Ky. leads special-ed test efforts




BY ANDREA TORTORA
Gannett News Service

        WASHINGTON — Kentucky makes some of the best efforts in the nation to include special-education students in its testing and accountability program.

        All but 1 percent of special-education students are able to take the state's assessment test with the aid of “accommodations,” such as using a calculator, giving answers orally rather than in writing, or receiving help with reading questions.

        Yet this effort to include more students in the tests backfired when a large number of Kentucky's students were excluded from a national reading exam because they had received such special accommodations.

        The problem lies in how tests are given. The national exam does not allow students with accommodations to take the test. Yet that is the cornerstone of Kentucky's assessment system.

        “We've taken away the temptation for exemptions by having no exemption policy,” said Jim Parks, Kentucky Education Department spokesman. “It's an equal opportunity issue. If you begin excluding people you are, in effect, denying them the opportunity to learn and to demonstrate what they know and can do.”

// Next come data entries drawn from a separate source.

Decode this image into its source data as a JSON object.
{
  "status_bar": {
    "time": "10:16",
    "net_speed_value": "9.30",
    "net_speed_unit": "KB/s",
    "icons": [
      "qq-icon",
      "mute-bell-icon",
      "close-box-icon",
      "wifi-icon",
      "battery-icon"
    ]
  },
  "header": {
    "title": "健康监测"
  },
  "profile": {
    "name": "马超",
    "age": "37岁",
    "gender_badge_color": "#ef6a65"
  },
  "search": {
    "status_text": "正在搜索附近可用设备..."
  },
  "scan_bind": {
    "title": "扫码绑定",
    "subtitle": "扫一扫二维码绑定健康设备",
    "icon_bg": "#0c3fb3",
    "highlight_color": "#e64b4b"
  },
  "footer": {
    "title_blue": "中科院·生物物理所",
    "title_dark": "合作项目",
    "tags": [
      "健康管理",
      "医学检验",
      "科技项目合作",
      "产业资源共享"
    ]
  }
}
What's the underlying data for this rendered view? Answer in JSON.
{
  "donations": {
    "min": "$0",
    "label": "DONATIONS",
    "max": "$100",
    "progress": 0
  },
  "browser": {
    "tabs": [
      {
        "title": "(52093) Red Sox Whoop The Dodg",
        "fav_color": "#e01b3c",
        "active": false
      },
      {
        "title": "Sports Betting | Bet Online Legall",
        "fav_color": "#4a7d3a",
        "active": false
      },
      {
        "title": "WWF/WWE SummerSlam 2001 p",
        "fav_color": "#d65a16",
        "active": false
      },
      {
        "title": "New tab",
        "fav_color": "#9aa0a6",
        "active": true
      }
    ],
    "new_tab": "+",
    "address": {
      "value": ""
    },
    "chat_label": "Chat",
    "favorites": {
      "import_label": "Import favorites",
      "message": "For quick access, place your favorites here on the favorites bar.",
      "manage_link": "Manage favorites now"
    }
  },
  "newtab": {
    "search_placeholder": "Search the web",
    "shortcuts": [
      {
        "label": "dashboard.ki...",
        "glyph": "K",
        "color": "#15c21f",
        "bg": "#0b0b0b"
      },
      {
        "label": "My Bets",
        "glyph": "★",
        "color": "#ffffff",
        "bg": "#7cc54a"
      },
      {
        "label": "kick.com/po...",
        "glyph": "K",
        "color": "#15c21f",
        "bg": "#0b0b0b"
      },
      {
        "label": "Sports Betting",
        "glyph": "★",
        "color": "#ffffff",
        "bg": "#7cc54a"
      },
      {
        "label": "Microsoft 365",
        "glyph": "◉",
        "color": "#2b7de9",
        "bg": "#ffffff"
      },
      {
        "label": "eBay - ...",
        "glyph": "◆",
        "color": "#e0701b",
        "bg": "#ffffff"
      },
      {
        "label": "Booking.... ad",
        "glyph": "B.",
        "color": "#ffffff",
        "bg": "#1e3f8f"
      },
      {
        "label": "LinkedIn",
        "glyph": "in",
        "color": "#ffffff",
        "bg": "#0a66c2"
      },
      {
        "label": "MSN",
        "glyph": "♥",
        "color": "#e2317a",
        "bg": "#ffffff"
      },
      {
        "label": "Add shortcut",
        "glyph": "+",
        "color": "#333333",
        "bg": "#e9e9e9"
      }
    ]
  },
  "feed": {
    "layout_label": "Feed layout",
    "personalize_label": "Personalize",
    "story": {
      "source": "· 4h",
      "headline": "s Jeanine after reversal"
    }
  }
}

        Kentucky's education reform requires nearly 100 percent participation, so

        schools excluding special-ed students from the testing receive a zero score for that child. This motivates principals to seek accommodations to allow more children to be tested.

        For those children too profoundly disabled to take the regular exams, Kentucky developed an alternative assessment that allows them to demonstrate what they know through a body of work called a portfolio.

        Kentucky classrooms include a mix of regular and special education students, a system that increases social and academic skills, said Mike Nachazel, special education teacher at R.C. Hinsdale Elementary in Edgewood. Hinsdale is recognized for its inventive inclusion strategies.

        In one classroom, four special education students — one autistic, two learning-disabled and one who is hyperactive — work with classmates on reading, science and other projects.

        The interaction among students “definitely makes them better prepared for the tests,” Mr. Nachazel said. And students who need accommodations get them.

        “With the extra help, sometimes the special education students exceed the (regular education) kids,” Mr. Nachazel said.

        A study by University of Kentucky researchers looked at school districts around the state and found that 15 percent to 40 percent of students with mild disabilities participated in state tests with no accommodations.

        Such efforts are touted by testing experts as a model for other states to follow.

        What remains to be seen is the fairness of the accommodations, said Monty Neill, director of FairTest, a Cambridge, Mass., center that monitors state testing.

        “The question becomes, what kind of attention are you paying them and are you actually helping them — and that's a much thornier issue,” Mr. Neill said.